Fast drei Jahre nach der schweren Ostsee-Sturmflut im Oktober 2023 zeigt der Yachthafen Damp seine Pläne für den Wiederaufbau. Eine neue Internetseite informiert über Stand der Sanierung und zeigt, wie der Hafen künftig deutlich widerstandsfähig gegen Sturmfluten werden soll.

Nach der schweren Sturmflut hat der Yachthafen Damp völlig neu gedacht und die Sanierungspläne an die künftig zu erwartenden Bedingungen an der Ostsee angepasst. Die Pläne gehen inzwischen weit über eine reine Reparatur hinaus. Statt den Hafen in seinem ursprünglichen Zustand wiederherzustellen, wird das gesamte Konzept verändert. In das Konzept flossen Untersuchungen zu Wasserständen, Seegang, Strömungen, Versandungen sowie die Erfahrungen der vergangenen beiden Jahre ein.
Neue Molen, schwimmende Stege
Ein zentraler Bestandteil sind die neuen Molen. Nach Angaben des Hafenbetreibers erleichtert diese Bauweise nicht nur den Bau, sondern ermöglicht auch schnelle und vergleichsweise kostengünstige Reparaturen nach möglichen Sturmschäden. Die Molen werden in Teilbereichen bis zu vier Meter hoch, im Durchschnitt rund 3,40 Meter.

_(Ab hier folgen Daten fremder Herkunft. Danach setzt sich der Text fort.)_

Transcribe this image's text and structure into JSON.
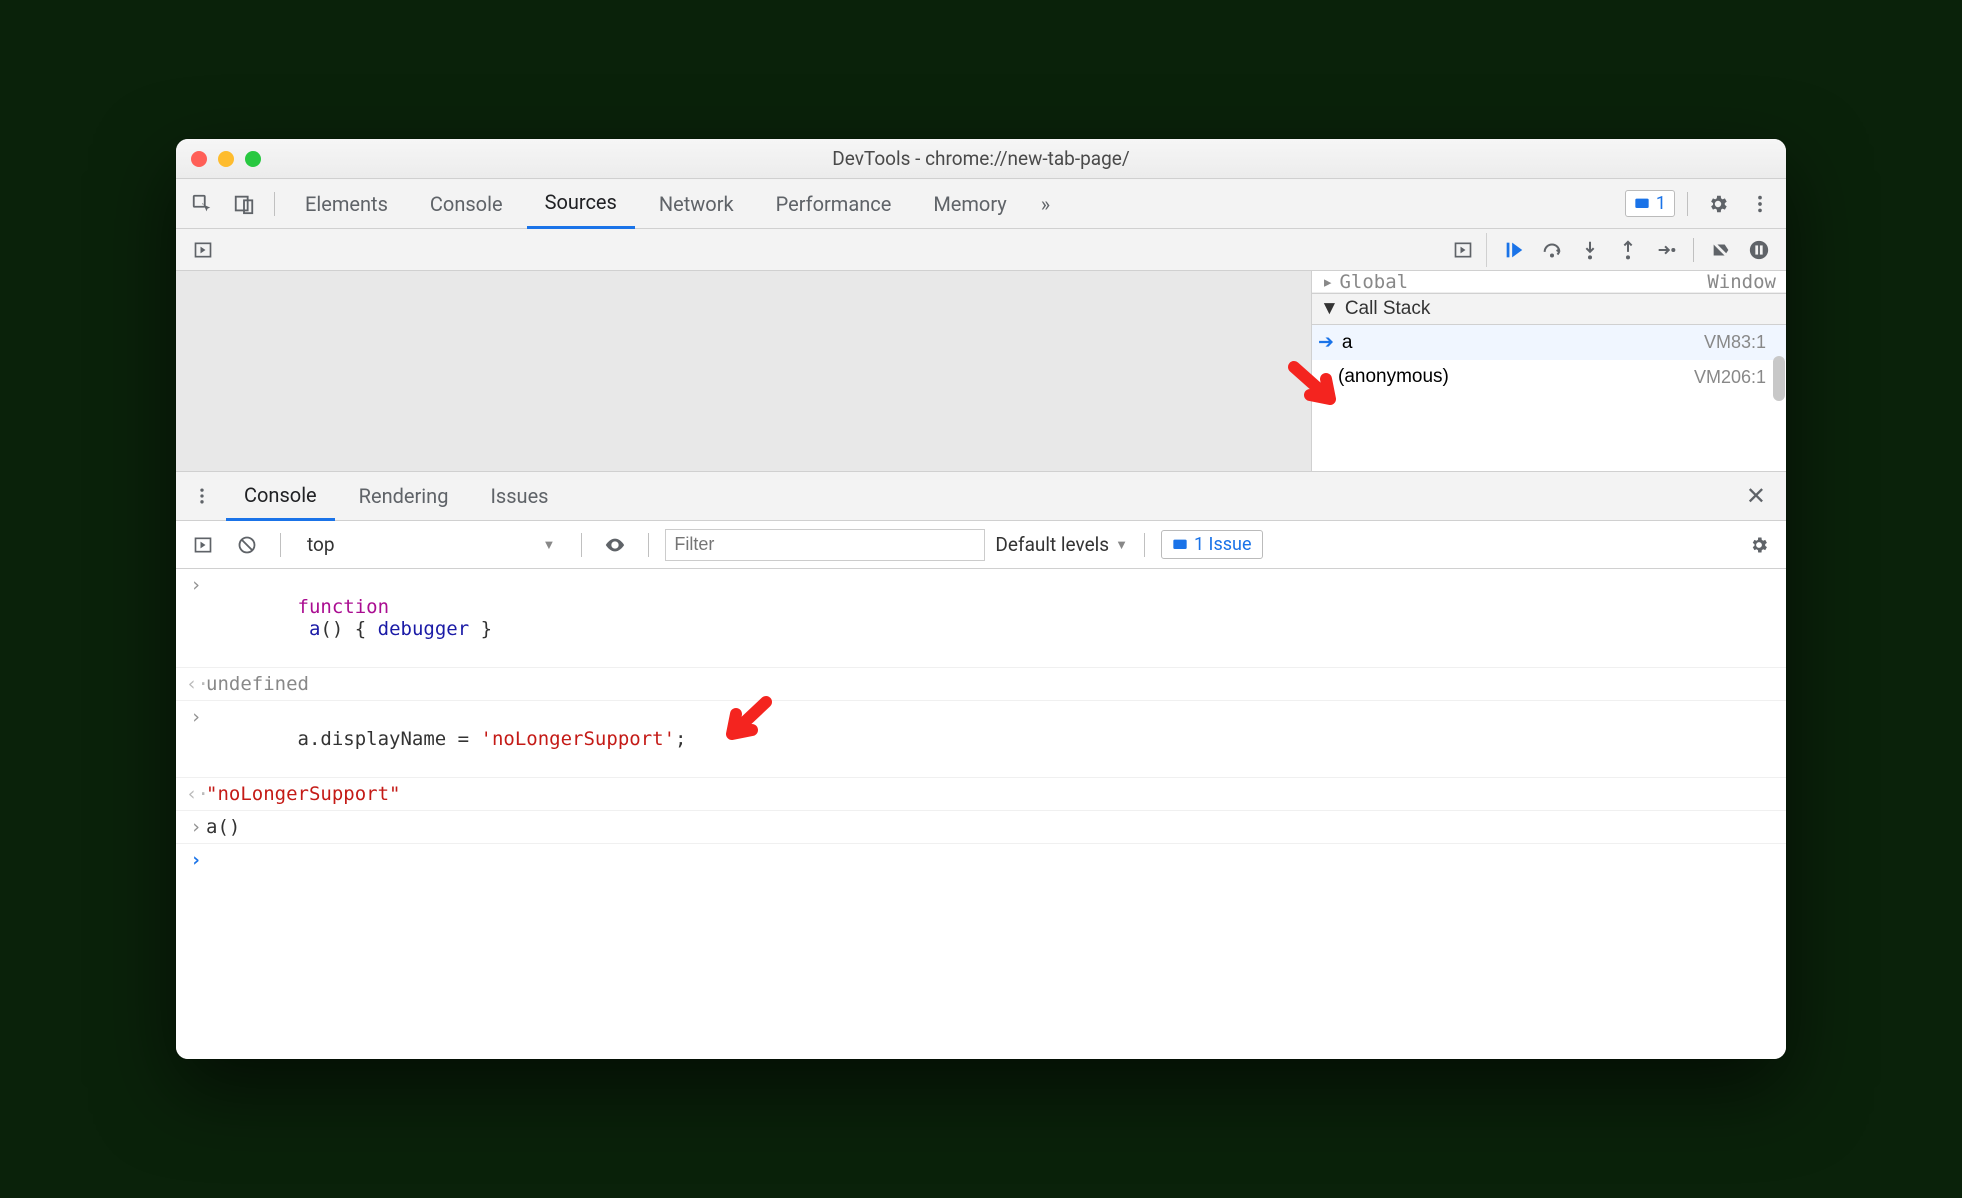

Die Anordnung der Stege wird auch auf künftige Bedingungen angepasst. Ursprünglich war vorgesehen, lediglich die Stege im Nord- und Vorhafen durch Schwimmstege zu ersetzen und die südlichen festen Stege zu erhalten. Davon nimmt der Betreiber nun Abstand. Künftig sollen sämtliche Liegeplätze mit Schwimmstegen ausgestattet werden. Als Begründung verweist der Hafen auf die Erfahrungen der vergangenen beiden Winter. Selbst bei vergleichsweise schwächeren Stürmen seien die südlichen Stege regelmäßig überspült worden. Dadurch könnten Boote nicht mehr sicher festgemacht werden. Außerdem bestehe die Gefahr, dass Stromversorgung, Netzwerktechnik und weitere Infrastruktur bei Hochwasserlagen leiden und beschädigt werden. Statt Boxen mit Heckpfählen sind künftig Fingerstege vorgesehen, die sich den wechselnden Wasserständen anpassen können. Nach Auswertung der sogenannten Met-Ocean-Daten sowie von Seegangs- und Strömungsgutachten soll diese Kombination die Widerstandsfähigkeit des Hafens deutlich erhöhen.
Schutz kostet
Die geänderte Planung hat allerdings ihren Preis. Nach aktuellen Angaben steigen die geschätzten Sanierungskosten von zuletzt rund 24 auf inzwischen etwa 31 Millionen Euro. Der Gemeinderat hat der neuen Planung bereits grundsätzlich zugestimmt. Nun wird über eine entsprechend höhere Förderung des Landes Schleswig-Holstein verhandelt.
Auf der neuen Webseite des Hafens wird über den Stand der Sanierungen informiert. Demnach sind bereits mehrere Arbeiten abgeschlossen. Dazu gehören die Ausbaggerung des Vorhafens, Sandaufspülungen am Südstrand, der Rückbau der Gastliegerstege, der Bau eines Takelstegs, Vermessungsarbeiten sowie der Abbruch der Nordstege. Derzeit laufen die Detailplanung, Baugrunduntersuchungen für die neuen Molen und Gespräche über die Finanzierung. Anschließend sollen unter anderem eine neue Spundwand, eine modernisierte Tankstelle, ein neuer Bootskran, ein Mastenkran sowie die Ausbaggerung des Innenhafens folgen.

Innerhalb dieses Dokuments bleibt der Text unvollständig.